Eventually someone bought him another round, before he finished his first drink, Rehberg said, and he does not recall if he finished the first beer, estimating he consumed less than two drinks over the course of a three-hour meal. His blood alcohol content, taken three hours after the crash, was 0.05, below the legal limit. He was not driving the boat at any time.

Flathead County Attorney Ed Corrigan said Barkus was drinking the night of the crash, and authorities have yet to release his BAC level the night of the crash. Rehberg said he did not see whether Barkus was drinking at the restaurant, and did not see any sign that he was impaired at all as the group got back on the boat at around 10 p.m.

“I saw no signs of impairment at all, none,” Rehberg said.

Earlier in the evening, Rehberg said Kathy Barkus had a small container of margarita in a cooler on the boat when they picked up the group in Bigfork.

Corrigan has also said investigators believe the boat was doing 40 miles per hour or faster when it crashed, but Rehberg said it felt much slower, more like 25 miles per hour.

“I’ve water-skied,” Rehberg said. “I wouldn’t suggest that this was water-skiing speed.”

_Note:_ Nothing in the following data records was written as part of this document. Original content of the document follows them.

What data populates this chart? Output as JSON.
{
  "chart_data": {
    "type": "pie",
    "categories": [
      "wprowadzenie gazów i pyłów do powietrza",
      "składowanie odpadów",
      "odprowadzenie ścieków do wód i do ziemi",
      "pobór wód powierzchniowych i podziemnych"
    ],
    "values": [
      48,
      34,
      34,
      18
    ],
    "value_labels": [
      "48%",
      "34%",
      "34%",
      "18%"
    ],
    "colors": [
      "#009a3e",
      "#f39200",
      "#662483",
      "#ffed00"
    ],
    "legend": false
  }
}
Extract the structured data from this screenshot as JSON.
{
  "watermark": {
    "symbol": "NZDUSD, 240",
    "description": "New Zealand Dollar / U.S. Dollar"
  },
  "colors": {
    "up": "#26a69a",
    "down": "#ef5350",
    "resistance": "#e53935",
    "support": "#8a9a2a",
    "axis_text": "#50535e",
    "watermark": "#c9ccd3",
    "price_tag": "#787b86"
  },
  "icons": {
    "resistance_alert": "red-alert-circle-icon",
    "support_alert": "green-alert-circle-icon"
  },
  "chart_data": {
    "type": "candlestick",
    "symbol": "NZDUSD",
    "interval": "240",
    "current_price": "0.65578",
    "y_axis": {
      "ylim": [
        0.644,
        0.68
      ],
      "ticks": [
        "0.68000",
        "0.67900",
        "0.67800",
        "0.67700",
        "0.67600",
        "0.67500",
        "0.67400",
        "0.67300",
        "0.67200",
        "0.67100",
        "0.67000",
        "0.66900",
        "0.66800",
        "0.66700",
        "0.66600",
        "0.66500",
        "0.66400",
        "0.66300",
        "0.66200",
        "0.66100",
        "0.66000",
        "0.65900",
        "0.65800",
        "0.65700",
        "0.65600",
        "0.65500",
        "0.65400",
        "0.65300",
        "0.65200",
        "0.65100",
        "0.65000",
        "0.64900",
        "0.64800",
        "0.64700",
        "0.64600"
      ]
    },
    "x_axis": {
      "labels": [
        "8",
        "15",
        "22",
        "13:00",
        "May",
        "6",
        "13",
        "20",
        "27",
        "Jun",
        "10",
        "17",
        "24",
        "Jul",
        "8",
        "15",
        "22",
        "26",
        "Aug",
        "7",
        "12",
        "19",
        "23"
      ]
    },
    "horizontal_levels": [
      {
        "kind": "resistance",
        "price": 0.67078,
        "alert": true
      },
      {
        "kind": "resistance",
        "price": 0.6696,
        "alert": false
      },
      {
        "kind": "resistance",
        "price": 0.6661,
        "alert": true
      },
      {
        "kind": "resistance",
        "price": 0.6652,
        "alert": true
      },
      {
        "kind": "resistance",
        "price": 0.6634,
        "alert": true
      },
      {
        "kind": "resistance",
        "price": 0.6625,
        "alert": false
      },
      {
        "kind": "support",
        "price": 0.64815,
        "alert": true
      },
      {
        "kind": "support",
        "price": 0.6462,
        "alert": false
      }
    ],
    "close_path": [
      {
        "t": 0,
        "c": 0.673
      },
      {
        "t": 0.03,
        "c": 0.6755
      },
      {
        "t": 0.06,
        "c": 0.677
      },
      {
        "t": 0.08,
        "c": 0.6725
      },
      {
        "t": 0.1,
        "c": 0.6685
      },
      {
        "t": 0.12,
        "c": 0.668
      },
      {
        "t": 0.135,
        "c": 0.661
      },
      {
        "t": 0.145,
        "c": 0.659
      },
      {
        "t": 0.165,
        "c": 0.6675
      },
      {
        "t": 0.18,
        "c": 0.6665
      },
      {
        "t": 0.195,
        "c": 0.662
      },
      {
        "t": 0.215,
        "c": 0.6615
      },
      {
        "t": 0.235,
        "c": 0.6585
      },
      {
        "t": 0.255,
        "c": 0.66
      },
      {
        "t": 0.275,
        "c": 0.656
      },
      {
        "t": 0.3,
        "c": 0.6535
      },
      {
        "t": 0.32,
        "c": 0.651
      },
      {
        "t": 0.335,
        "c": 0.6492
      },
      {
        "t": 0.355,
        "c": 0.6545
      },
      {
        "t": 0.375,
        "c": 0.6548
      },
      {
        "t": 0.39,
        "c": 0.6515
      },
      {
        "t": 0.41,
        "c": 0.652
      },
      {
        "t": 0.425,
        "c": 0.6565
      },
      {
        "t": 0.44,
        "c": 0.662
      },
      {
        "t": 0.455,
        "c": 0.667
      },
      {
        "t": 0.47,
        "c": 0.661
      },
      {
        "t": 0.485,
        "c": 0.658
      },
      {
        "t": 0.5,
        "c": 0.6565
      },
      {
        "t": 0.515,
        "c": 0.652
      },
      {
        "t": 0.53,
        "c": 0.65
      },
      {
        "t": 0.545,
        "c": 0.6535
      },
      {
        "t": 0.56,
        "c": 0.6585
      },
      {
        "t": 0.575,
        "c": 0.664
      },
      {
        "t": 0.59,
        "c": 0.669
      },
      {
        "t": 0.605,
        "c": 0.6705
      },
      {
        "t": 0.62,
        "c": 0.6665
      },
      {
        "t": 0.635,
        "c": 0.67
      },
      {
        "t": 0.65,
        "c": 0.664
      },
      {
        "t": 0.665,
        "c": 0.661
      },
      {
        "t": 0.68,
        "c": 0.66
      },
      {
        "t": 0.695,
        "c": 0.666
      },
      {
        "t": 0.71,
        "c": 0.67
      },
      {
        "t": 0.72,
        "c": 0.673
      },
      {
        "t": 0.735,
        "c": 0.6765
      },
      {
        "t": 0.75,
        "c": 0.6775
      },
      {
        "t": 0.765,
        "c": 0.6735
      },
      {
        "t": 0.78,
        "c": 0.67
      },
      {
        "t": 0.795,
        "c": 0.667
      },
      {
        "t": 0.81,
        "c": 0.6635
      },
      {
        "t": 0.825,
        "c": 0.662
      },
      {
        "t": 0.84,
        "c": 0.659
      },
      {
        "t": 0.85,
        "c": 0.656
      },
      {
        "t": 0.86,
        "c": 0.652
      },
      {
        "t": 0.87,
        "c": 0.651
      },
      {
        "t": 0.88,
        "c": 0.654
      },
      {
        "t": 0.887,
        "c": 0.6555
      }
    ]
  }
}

Barkus directed Frost to install a stand-up light on the back of the boat prior to leaving Lakeside, and made sure lights on the front of the boat were operational, Rehberg recalled. As they headed across the lake, the moon was up and half full, and Barkus was using a GPS unit to head east. He was standing up behind the wheel and talking to the group about how varied the depth was at different parts of Flathead Lake. Rehberg said Barkus was adjusting the GPS unit, because what he saw on the monitor wasn’t matching up with the terrain, and commented on how dark the night was along the east shore.

Kathy Barkus was sitting on the steps leading below decks, Rehberg was in the passenger seat, Smith had just moved up behind him and Frost was at the back of the boat when they hit. Rehberg said he saw no lights anywhere near the shore where the crash occurred.

“I did not lose consciousness, although I was pretty bruised up like a rag doll,” Rehberg said. “The first thing that goes through your mind is ‘What happened? Where did the rocks come from?’”

Rehberg said Frost and Barkus, who suffered the most serious injuries were lying on the shore. Smith, who suffered several fractures and cuts, was directing the campers who arrived to assist to the most injured people. Rehberg said Kathy Barkus was in the boat, and he managed to climb out of the back of the boat, stepping into the lake to gain his footing with a shattered ankle, then made his way up the shore himself.

Doctors eventually told him the only thing holding his foot on was his cowboy boot, Rehberg said, adding that he is currently on aspirin to prevent blood clotting as his ankle heals. He downplayed any pain he suffered, however, comparing it to an impacted tooth or appendicitis.

As for looking back on the accident, Rehberg said he wishes everyone a full recovery, but remains focused on returning to work.

“Accidents happen and you think about it and you second-guess it and you wonder,” he said. “I’m not to that point yet.”